I’m doing an ultra-simple web page scraper using Python/Beautifulsoup.
Facing a key information displayed as PNG image, I’ve had to reach for PIL/Pytesseract.
Code being extremely simple, and working when executed as my user. Image did load as print cmd shows, but image_to_string appears to generate the error.
encoded_img = 'iVBORw0KGgoAAAANSUhEUgAAAAEAAAABCAQAAAC1HAwCAAAAC0lEQVR42mNkYAAAAAYAAjCB0C8AAAAASUVORK5CYII='
# Decode and open as image
img_data = base64.b64decode(encoded_img)
img_bytes = BytesIO(img_data)
img = Image.open(img_bytes)
print(img.format, img.size, img.mode)
# Use pytesseract to extract number
custom_config = r'--psm 7 -c tessedit_char_whitelist=0123456789.,'
return pytesseract.image_to_string(img, config=custom_config).strip()

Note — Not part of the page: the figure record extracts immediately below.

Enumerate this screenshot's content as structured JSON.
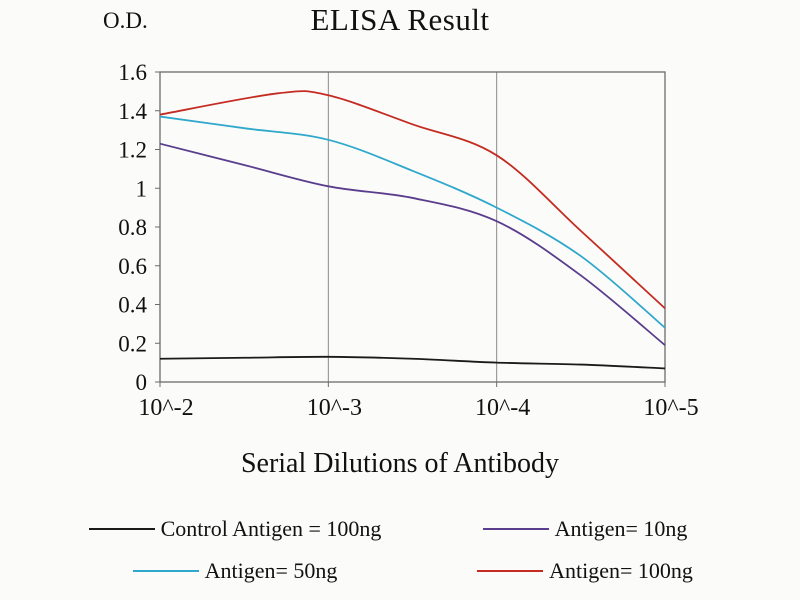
{
  "chart_data": {
    "type": "line",
    "title": "ELISA Result",
    "ylabel": "O.D.",
    "xlabel": "Serial Dilutions of Antibody",
    "x_tick_labels": [
      "10^-2",
      "10^-3",
      "10^-4",
      "10^-5"
    ],
    "ylim": [
      0,
      1.6
    ],
    "y_tick_step": 0.2,
    "grid": "vertical-only",
    "legend_position": "bottom",
    "axis_color": "#6b6b6b",
    "grid_color": "#8a8a8a",
    "series": [
      {
        "name": "Control Antigen = 100ng",
        "color": "#1a1a1a",
        "x": [
          0,
          0.5,
          1,
          1.5,
          2,
          2.5,
          3
        ],
        "values": [
          0.12,
          0.125,
          0.13,
          0.12,
          0.1,
          0.09,
          0.07
        ]
      },
      {
        "name": "Antigen= 10ng",
        "color": "#5a3d8c",
        "x": [
          0,
          0.5,
          1,
          1.5,
          2,
          2.5,
          3
        ],
        "values": [
          1.23,
          1.12,
          1.01,
          0.95,
          0.83,
          0.55,
          0.19
        ]
      },
      {
        "name": "Antigen= 50ng",
        "color": "#2fa8cc",
        "x": [
          0,
          0.5,
          1,
          1.5,
          2,
          2.5,
          3
        ],
        "values": [
          1.37,
          1.31,
          1.25,
          1.09,
          0.9,
          0.65,
          0.28
        ]
      },
      {
        "name": "Antigen= 100ng",
        "color": "#c42c22",
        "x": [
          0,
          0.7,
          1,
          1.5,
          2,
          2.5,
          3
        ],
        "values": [
          1.38,
          1.49,
          1.48,
          1.33,
          1.17,
          0.78,
          0.38
        ]
      }
    ]
  }
}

However, when running from a cron task, (after resolving venv and dependencies) I get the impossible message from the title:
UnicodeDecodeError: 'utf-8' codec can't decode byte 0x89 in position 270: invalid start byte
Trying to set the LANG or LC_* env variables did not help.
I’m using python3 and macos-sonoma – not sure if that matters.
Any ideas?
After dumping my entire user environment and loading within my script – I got the script to run successfully.
Eliminating every other variable, I was down to TMPDIR that defaulted to /tmp and tesseract was apparently unable to write to it.
Ironically, when I pointed to a known dir – the script left it empty. Not sure if it was cleaned up before quitting, but I’m pretty confused, and suspect a bug in tesseract or somewhere.
Finally, setting the TMPDIR to a known and existing path (non-/tmp obviously), I’m up and running.